Zdaję sobie sprawę, jak bardzo subiektywna to ocena, ale w Wielkim Gatsbym Luhrmann balansuje na granicy mojej estetycznej wyrozumiałości. Dociska pedał gazu do momentu, aż zaczynam tracić cierpliwość, ale w idealnym momencie hamuje. Taka jest choćby sekwencja pierwszej imprezy w pokoju hotelowym w Nowym Jorku, na którą Tom Buchanan wyciąga Nicka Carrawaya. W pewnym momencie osiąga ona zawrotne tempo, a stężenie karykatury wydaje się zbyt mocne. Reżyser kieruje wtedy nasze spojrzenie na zewnątrz. Tam, na oświetlonym chodniku, daleko od zgiełku i szalonej libacji, Carraway dostrzega samego siebie. Luhrmann w błyskotliwy sposób oddaje wewnętrzny konflikt narratora i wznosi się na wyżyny filmowej liryki.

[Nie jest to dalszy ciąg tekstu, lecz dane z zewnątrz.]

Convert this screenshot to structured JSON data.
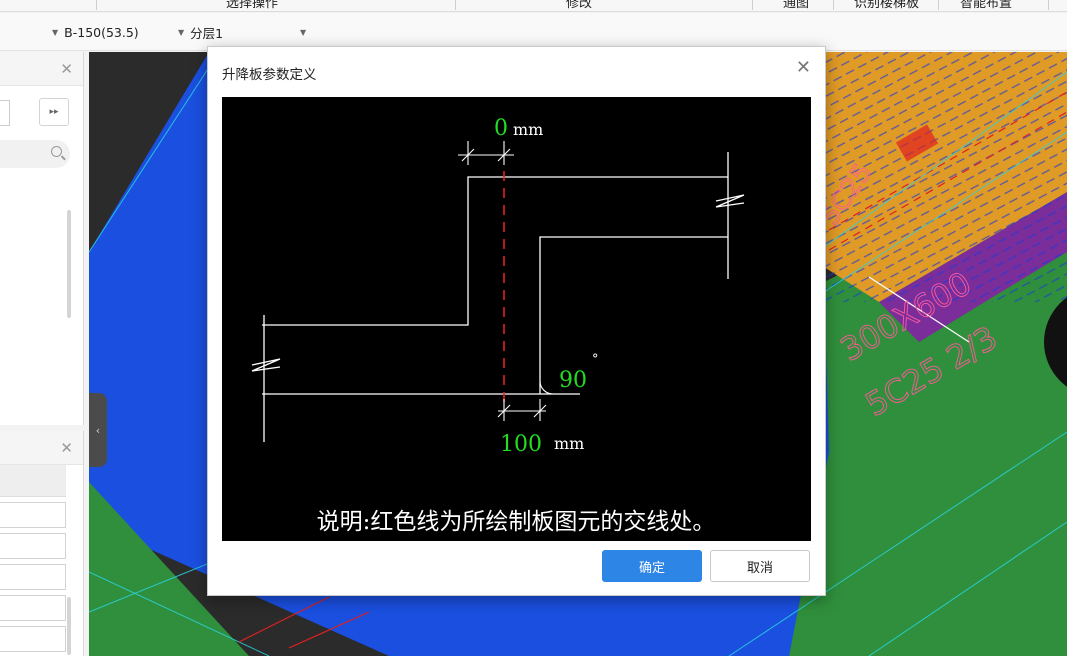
{
  "ribbon": {
    "cut_labels": [
      "选择操作",
      "修改",
      "通图",
      "识别楼梯板",
      "智能布置"
    ]
  },
  "toolbar": {
    "spec_combo": "B-150(53.5)",
    "layer_combo": "分层1"
  },
  "dialog": {
    "title": "升降板参数定义",
    "top_offset_value": "0",
    "top_offset_unit": "mm",
    "angle_value": "90",
    "angle_unit": "°",
    "bottom_offset_value": "100",
    "bottom_offset_unit": "mm",
    "note": "说明:红色线为所绘制板图元的交线处。",
    "ok_label": "确定",
    "cancel_label": "取消"
  },
  "viewport": {
    "labels": [
      "300X600",
      "5C25 2/3",
      "5C25"
    ]
  },
  "colors": {
    "accent_blue": "#2d86e6",
    "dim_green": "#22dd22",
    "intersection_red": "#e02020",
    "slab_blue": "#1a4fe0",
    "beam_orange": "#e09a26",
    "ground_green": "#2f8f3c",
    "beam_purple": "#7b2d9a"
  },
  "icons": [
    "close-icon",
    "search-icon",
    "double-arrow-icon",
    "chevron-left-icon",
    "dropdown-arrow-icon"
  ]
}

Uwielbiam Wielkiego Gatsby’ego za to, jak w sugestywny sposób wprowadza dwie główne postaci. To nie ich realistyczne wizerunki, ale wyidealizowane i zniekształcone reprezentacje. Jay Gatsby podnosi kieliszek z szampanem, gdy za nim na niebie spektakularnie wybuchają fajerwerki. To nie tytułowy bohater w oczach poszukującego go Carrawaya, ale wyobrażenie Gatsby’ego o samym sobie. Udało mu się osiągnąć odpowiedni status. W końcu robi właściwe wrażenie. Jego ukochana, Daisy Buchanan, pojawia się po raz pierwszy wśród bajkowo rozwianych białych okiennych zasłon. To księżniczka o anielskich rysach twarzy. Ale to jedynie fasada, ukrywająca zgorzknienie i frustrację. Luhrmann wybudza swoich bohaterów ze snu i wrzuca do rzeczywistości.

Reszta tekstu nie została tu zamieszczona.